The evidence-free claim of a U.S. bioweapon has been regurgitated by Iranian and Venezuelan officials ― and also by Russian state outlets. This is reminiscent of Russia's claim, after its intelligence agents poisoned defector Sergei Skripal and two others in Salisbury, England, that the gas came from a British lab.

"China and Russia have formed an opportunistic propaganda alliance to blame the U.S. for COVID-19," writes Dubow, in a fascinating article for the Center for European Policy Analysis (CEPA), where he is a fellow. In other words, rather than seek the source of a coronavirus that has killed untold thousands of their own citizens, Beijing and Moscow prefer to push a Big COVID Lie.

For Russia, pushing lies comes cheap. What's so tragic about China's complicity is how Chinese leaders are hurting themselves.

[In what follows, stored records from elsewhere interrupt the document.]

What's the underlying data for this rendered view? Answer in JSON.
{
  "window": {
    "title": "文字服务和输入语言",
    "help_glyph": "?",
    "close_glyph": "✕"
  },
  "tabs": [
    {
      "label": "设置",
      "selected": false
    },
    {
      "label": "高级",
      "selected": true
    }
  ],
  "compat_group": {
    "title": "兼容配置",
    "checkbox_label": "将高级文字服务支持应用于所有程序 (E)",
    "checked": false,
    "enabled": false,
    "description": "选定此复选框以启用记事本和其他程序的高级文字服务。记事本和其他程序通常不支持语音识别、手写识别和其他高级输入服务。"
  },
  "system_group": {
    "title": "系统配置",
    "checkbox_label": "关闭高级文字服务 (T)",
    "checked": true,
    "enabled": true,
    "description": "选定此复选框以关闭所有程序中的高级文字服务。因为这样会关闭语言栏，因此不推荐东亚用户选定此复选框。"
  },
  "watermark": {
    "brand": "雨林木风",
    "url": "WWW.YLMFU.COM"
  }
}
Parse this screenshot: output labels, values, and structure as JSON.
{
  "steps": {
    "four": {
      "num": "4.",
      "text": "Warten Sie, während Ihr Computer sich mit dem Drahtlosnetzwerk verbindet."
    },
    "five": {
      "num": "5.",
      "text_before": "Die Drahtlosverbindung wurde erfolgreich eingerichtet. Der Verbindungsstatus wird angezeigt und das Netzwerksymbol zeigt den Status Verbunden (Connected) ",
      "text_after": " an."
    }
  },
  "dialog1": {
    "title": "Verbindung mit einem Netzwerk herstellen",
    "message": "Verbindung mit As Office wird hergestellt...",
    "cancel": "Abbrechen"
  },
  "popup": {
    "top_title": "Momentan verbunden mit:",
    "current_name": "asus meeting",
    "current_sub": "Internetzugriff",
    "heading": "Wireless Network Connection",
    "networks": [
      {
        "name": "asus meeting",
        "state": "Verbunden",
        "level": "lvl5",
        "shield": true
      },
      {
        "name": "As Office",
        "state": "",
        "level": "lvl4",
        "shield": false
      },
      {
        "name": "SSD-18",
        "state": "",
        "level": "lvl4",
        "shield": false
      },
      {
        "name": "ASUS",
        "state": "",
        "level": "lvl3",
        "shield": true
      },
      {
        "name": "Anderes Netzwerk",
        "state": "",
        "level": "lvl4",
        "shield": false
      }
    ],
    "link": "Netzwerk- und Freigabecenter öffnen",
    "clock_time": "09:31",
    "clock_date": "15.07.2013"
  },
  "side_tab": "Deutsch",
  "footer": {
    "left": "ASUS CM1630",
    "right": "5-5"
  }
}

If COVID-19 occurred naturally, probably jumping from bat virus directly to human or via an intermediate animal, this calls into question China's surveillance programs. It indicates the government can't stop the next pandemic. If the virus originated from a careless lab accident, lab safety must be rectified.

Whether from nationalism or fear of embarrassment, China is trapping itself with these fake narratives that prevent the world from discovering the true origins of the virus. But the world is trapped, too.

China clearly intends to keep stonewalling. "The WHO, the G7 advanced nations, and President Biden have all asked China to cooperate, but they have gone the disinformation route," notes Ruggiero. "So what comes next?

"Where does this fit into the U.S.-China relationship?"

Where, indeed?

Biden has ordered a 90-day intelligence community review of the pandemic's origins that should be completed in August. But, absent critical Chinese data, that report won't be definitive. And any move to pressure China to comply with the WHO's crucial requests will impact fading U.S. hopes for Chinese cooperation on other issues.

Yet to permit China to hide the origins of this coronavirus boosts the chance of another pandemic ― a risk the U.S. can't afford to take.

Moreover, to let China and Russia spread a lie about a U.S. bioweapon presents other dangers. "If we allow it without challenge they will convince large swathes of the [developing] world that the U.S. is the source of the virus," says cybersecurity expert Clint Watts, author of "Messing With the Enemy." "The U.S. is not aggressive enough in its messaging. It is a war over perceptions."

Even as the administration fights misinformation about COVID-19 on the home front, Biden must figure out how to fight China's Big COVID Lie and press Beijing to come clean.